Bengaluru: Researchers at the International Institute of Information Technology Bangalore (IIIT-B) are developing machine learning-based optimisation models to address one of the renewable energy sector’s toughest challenges — how to generate enough clean power without driving up costs or destabilising the grid.

The team’s research blends mathematics, artificial intelligence, and systems engineering to create models that can help India achieve its clean energy goals while maintaining affordability and reliability.

Balancing cost, carbon, and reliability

Led by Aswin Kannan, Assistant Professor at IIIT-B, the project focuses on building multi-objective optimisation models that forecast renewable energy generation and simultaneously balance accuracy, cost, and reliability.

“Over-predicting reduces reliability, while under-predicting increases operational costs. We found that bias in data can distort results quietly. By combining optimisation with learning, we can detect these biases and build forecasts that balance cost, reliability, and fairness for real-time grid operations,” Prof. Kannan explained.

The models allow grid operators to make more transparent and data-driven decisions, helping them plan and allocate resources effectively as renewable energy inputs fluctuate through the day.

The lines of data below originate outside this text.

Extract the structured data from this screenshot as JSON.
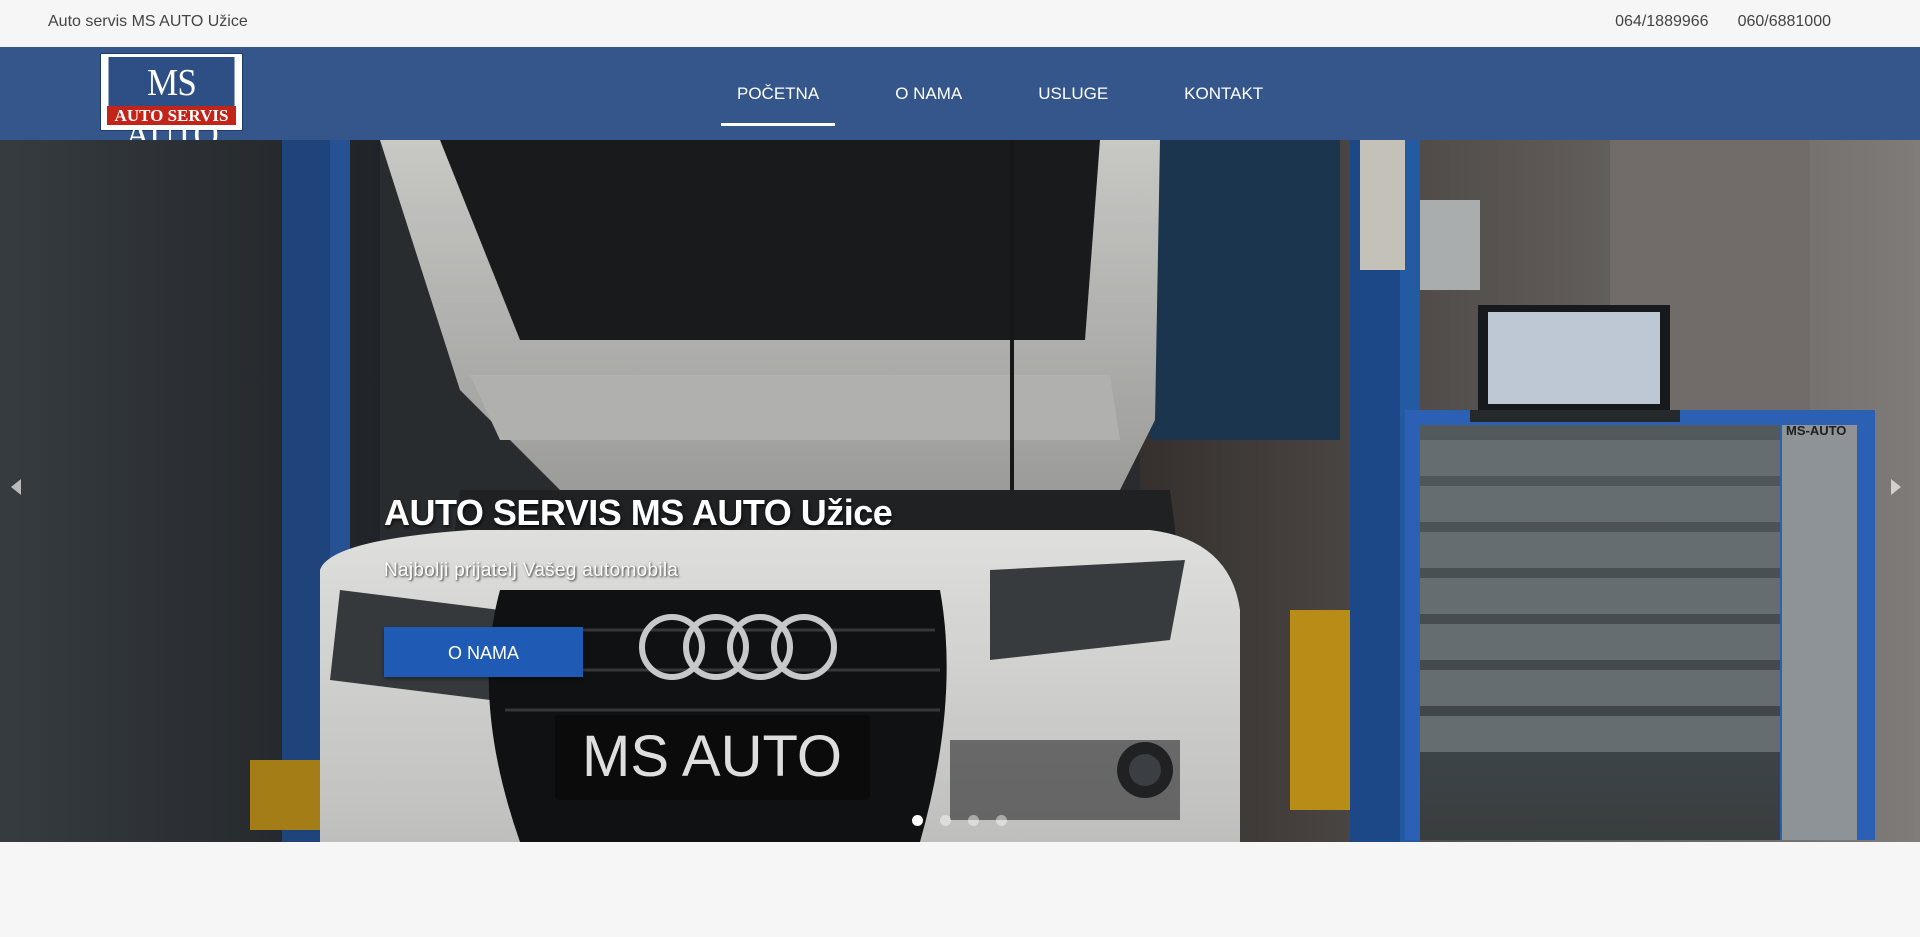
{
  "topbar": {
    "site_name": "Auto servis MS AUTO Užice",
    "phone_1": "064/1889966",
    "phone_2": "060/6881000"
  },
  "logo": {
    "line1": "MS AUTO",
    "line2": "AUTO SERVIS"
  },
  "nav": {
    "items": [
      {
        "label": "POČETNA",
        "active": true
      },
      {
        "label": "O NAMA"
      },
      {
        "label": "USLUGE"
      },
      {
        "label": "KONTAKT"
      }
    ]
  },
  "hero": {
    "title": "AUTO SERVIS MS AUTO Užice",
    "subtitle": "Najbolji prijatelj Vašeg automobila",
    "button_label": "O NAMA",
    "plate_text": "MS AUTO",
    "cabinet_label": "MS-AUTO",
    "slide_count": 4,
    "active_slide": 1
  },
  "colors": {
    "navbar": "#34568b",
    "button": "#1f5bb5",
    "logo_red": "#c2241a",
    "topbar_bg": "#f6f6f6"
  },
  "icons": [
    "chevron-left-icon",
    "chevron-right-icon"
  ]
}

Global data, local insights

The IIIT-B team used datasets from Germany (Netztransparenz, SMARD), the United States (NREL), and India, linking weather variables such as irradiance, temperature, and air pressure with real power-output data to improve the precision of their models.

While much of Prof. Kannan’s early research was based on European energy systems, he said that India’s energy landscape presents a more complex challenge due to its highly variable solar and wind patterns.

“India’s renewable data quality is actually very good, sometimes better than Europe, but its variability is much higher. Unlike Germany’s uniform weather, India’s solar and wind conditions change drastically across States and seasons,” he noted.

He added that India’s publicly managed transmission systems are better positioned to handle such diversity compared to Europe’s privatised network model.

A challenge of scale

According to Prof. Kannan, India’s energy transition is primarily difficult because of its sheer scale, not because of policy gaps or technology.

“In Europe, the transition meant retrofitting existing pipelines for hydrogen. In India, the challenge is creating new microgrids, battery systems, and transmission lines for variable renewable power,” he said.

The research also highlights how environmental factors like humidity, dust, and terrain affect power generation, noting that higher solar radiation does not necessarily translate to higher output in Indian conditions.

Towards a hydrogen–electricity network

Prof. Kannan’s ongoing research now focuses on the integration of solar, wind, and hydro systems into a joint hydrogen–electricity network. The models developed at IIIT-B differ from standard industry tools, as they go beyond accuracy to assess trade-offs between cost, bias, and operational risk.

By dynamically switching algorithms based on data quality and weather conditions, the models are designed to be resilient to uncertainty and better suited for real-time energy management.

Policy and industry implications

The implications of this work extend to policymakers, grid operators, and renewable energy developers. Accurate and fair forecasting can reduce costly imbalances in power markets, minimise wastage, and support flexible energy pricing mechanisms — key steps in achieving India’s clean energy goals.

The IIIT-B team hopes its framework can bridge the gap between research and policy, providing practical tools to accelerate India’s transition towards a more sustainable and inclusive power ecosystem.